My questions: When was Rollie in (not too long ago, she's current on her shots), did we do bloodwork (we did), how did the results look (they go over them with me when we get them back, but confirmed nothing to worry about). So I say, "Boy, what a relief," but now why am I frantically looking for those answers? Because of the above-mentioned dream where Peppermint is coaxing Rollie to follow her. I tell this all to the receptionist and she says: nope you're fine! It's just peppermint saying you're doing a good job taking care of the rest of the cats.
I go on about my day after we laugh about the dream. What a relief that Rollie is up to date with everything and shows no signs of anything to keep an eye on. Life should go back to normal at this point, right? Wrong, not with 12 cats. Instead, we end up at the annual visit time for the Siamese cats (Rollie and Smokey). Rollie gets sick a week before her scheduled visit, so I take her in for an emergency visit. The next week, Smokey goes in for her visit. They both get updated on shots and bloodwork. Rollie has lost some weight, but not enough to be alarmingly concerning.
We received results for both of them - Kidney Disease. I probably shed a few tears over this before the panic set in. Now we have two cats that need a special diet, supplements, etc. Gene and I are maxed out on time to dole out meds, prescription food is expensive. We free feed, how am I going to make this work.
Just as I feel like I'm getting the kidney disease situation sorted out (including putting 11 cats on prescription food), Rollie gets a "cold," or so we thought, followed by her eye being mostly closed. Two more emergency vet visits for her led to the diagnosis of a tumor/cancer.
While all that is going on, all I keep thinking is Peppermint tried to tell me. She showed up in a dream, and I tried my best to make sure all was well with Rollie. The thing with Cancer/Tumors is that they can go undetected, with no symptoms, and then it's a full-blown thing. So yes, I followed up with my vet, they double-checked the blood work for me, and did everything they should have. I did everything I could, but still, we missed the tumor.

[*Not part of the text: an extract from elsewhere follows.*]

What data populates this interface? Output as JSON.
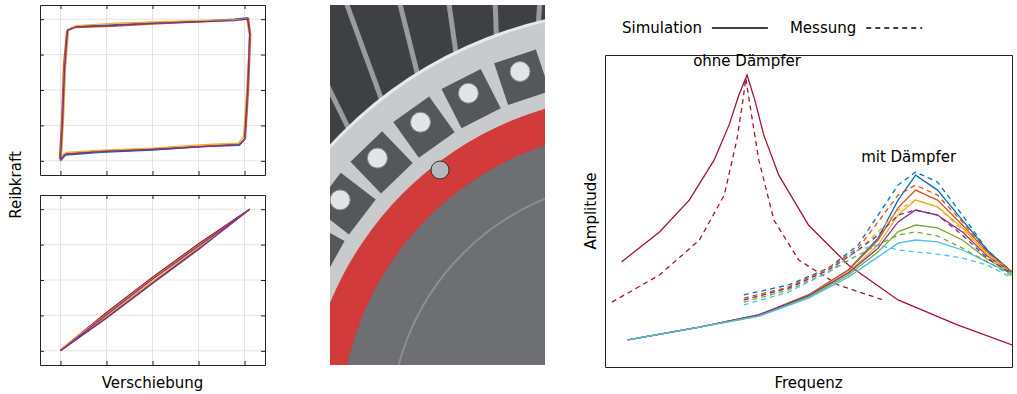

So, do dreams come true if you tell someone? This time, it absolutely did. Do I sound like a crazy person? Absolutely. But at the end of the day, I would do all that again.
In addition to that, I wear a Fitbit every day. I NEVER hit my "zone" workout. I literally have to be out hiking to make that happen. So imagine my shock when, sitting on the floor at the vet's office holding Rollie, she's taking her last breath and my Fitbit goes off saying I hit my "Zone" workout. I almost died right there. Gene chalked it up to me knowing Rollie took her last breath and I was so worked up. My friend Barb said, maybe it was Peppermint saying she was there and is showing Rollie the way. I am more inclined to believe Barb. It aligns with the dream, as wacky and crazy as it may be. But Peppermint and I were soul mates so it makes sense that she is still attached to me in some way, even if it's unrealistic.
Hug your fur kids a little closer today, take pictures of them all the time. Cherish the good times, laugh at the bad times, and enjoy every minute with them!